Many Potawatomi joined with Tecumseh in support of the British as they retreated from Detroit into the southern Canada. They were defeated at the Battle of the Thames (October 5, 1813). Main Poc had remained near Detroit, planning to attack Governor Harrison's supply columns. When the American Brigadier General Duncan McArthur, stationed to protect Detroit and the supply route, extended a truce to the nations of the lower lakes. Harrison at first refused to let the Potawatomi join. He relented to insure peace on the frontier and Topinbee, Five Medals and Main Poc signed for the Potawatomi.

==After the Battle of the Thames==
In summer 1814, most of the tribes of the Old Northwest, including the pro-American chiefs of the Potawatomi, signed a peace treaty with the American government. Main Poc and the other pro-British Potawatomi chiefs (Moran, Mad Sturgeon, and Chebass) refused to attend the peace conference, instead moving with their followers into northern Indiana and southeastern Michigan. Main Poc settled a new village on the Yellow River (between Knox and Plymouth). From here, he and other pro-British chieftains launched a series of raids against Fort Harrison (modern Terre Haute). The American government ordered MacArthur to raise a thousand militiamen and crush Main Poc and his allies. The Potawatomi in northern Indiana learned of these plans, and immediately called on the Potawatomi of northern Illinois and the Odawa of the Grand River to send aid. They assembled 800 warriors along the St. Joseph River (Lake Michigan) to meet MacArthur's expedition, and acquired supplies of gunpowder from British fur traders. MacArthur assembled 600 men but decided that the Potawatomi along the St. Joseph were too strong to attack. Instead, he burned the villages of some pro-American Potawatomi on the Huron River and launched a brief raid into Upper Canada.

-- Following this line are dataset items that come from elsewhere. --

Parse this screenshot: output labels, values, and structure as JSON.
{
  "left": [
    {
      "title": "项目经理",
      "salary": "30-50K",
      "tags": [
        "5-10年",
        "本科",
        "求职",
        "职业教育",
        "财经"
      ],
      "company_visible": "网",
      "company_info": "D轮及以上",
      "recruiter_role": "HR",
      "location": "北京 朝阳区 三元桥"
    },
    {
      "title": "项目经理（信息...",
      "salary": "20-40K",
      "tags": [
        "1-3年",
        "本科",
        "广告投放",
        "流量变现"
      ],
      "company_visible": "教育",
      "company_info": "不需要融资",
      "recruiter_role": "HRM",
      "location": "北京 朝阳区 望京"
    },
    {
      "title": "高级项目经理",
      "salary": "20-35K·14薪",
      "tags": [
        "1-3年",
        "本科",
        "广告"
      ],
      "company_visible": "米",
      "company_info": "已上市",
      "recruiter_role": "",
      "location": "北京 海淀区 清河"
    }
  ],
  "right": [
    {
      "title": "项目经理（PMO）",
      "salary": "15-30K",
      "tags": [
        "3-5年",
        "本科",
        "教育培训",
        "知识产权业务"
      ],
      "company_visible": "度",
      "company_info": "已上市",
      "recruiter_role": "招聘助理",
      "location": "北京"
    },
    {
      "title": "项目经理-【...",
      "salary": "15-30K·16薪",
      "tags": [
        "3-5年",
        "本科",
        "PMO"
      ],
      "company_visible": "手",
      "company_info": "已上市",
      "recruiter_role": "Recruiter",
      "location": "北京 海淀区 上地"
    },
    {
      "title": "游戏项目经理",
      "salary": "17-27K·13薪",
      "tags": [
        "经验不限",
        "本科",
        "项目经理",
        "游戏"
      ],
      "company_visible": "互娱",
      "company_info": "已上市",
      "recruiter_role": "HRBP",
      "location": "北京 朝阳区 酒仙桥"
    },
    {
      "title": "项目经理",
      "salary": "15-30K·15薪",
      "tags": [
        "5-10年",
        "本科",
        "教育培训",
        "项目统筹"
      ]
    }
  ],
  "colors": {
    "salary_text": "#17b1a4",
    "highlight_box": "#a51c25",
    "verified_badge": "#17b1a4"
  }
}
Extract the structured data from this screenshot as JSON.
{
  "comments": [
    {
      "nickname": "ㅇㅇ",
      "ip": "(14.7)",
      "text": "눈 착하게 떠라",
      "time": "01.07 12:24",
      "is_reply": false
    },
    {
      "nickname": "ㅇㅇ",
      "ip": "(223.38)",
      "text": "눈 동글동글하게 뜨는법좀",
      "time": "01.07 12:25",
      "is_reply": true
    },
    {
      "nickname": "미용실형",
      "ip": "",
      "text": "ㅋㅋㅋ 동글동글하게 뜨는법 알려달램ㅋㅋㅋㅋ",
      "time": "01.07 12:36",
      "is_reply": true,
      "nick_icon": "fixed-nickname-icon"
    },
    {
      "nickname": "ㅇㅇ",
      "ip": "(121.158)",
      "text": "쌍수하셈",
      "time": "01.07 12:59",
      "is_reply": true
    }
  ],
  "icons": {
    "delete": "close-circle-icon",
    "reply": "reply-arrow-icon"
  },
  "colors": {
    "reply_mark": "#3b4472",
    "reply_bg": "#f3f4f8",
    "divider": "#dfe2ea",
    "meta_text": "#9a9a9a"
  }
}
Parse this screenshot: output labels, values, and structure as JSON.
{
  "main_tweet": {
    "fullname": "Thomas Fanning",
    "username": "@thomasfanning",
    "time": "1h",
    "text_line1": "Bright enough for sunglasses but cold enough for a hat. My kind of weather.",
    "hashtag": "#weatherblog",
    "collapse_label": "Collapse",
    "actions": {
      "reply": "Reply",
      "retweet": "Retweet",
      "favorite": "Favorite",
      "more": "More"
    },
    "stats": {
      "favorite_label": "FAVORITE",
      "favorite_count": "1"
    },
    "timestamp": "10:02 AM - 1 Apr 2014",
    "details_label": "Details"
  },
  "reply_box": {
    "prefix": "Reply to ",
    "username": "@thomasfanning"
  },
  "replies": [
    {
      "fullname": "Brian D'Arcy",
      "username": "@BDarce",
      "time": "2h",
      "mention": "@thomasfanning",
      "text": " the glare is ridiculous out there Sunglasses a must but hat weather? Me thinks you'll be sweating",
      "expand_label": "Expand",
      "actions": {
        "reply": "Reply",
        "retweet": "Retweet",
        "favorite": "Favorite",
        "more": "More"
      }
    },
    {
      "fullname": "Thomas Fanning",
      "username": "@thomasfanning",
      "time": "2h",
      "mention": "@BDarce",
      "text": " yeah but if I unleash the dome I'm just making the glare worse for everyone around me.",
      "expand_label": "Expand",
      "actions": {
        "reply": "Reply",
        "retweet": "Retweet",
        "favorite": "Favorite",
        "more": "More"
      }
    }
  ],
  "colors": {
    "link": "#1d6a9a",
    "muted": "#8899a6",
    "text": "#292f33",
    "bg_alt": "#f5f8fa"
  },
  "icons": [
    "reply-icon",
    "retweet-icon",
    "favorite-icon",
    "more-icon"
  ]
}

In 1815, the news arrived that the Treaty of Ghent had ended the conflict between the Americans and the British. Main Poc was at Mackinac when the British commander notified the Indian allies of the peace treaty. When invited to Spring Wells (near Detroit), to sit in a council of peace, Main Poc refused to attend. As peace came to the frontier, the mixed-blood tribal members were taking on leadership roles. Main Poc died in 1816, furthering the trend to leaders who were comfortable in both the Potawatomi villages and the American trading companies.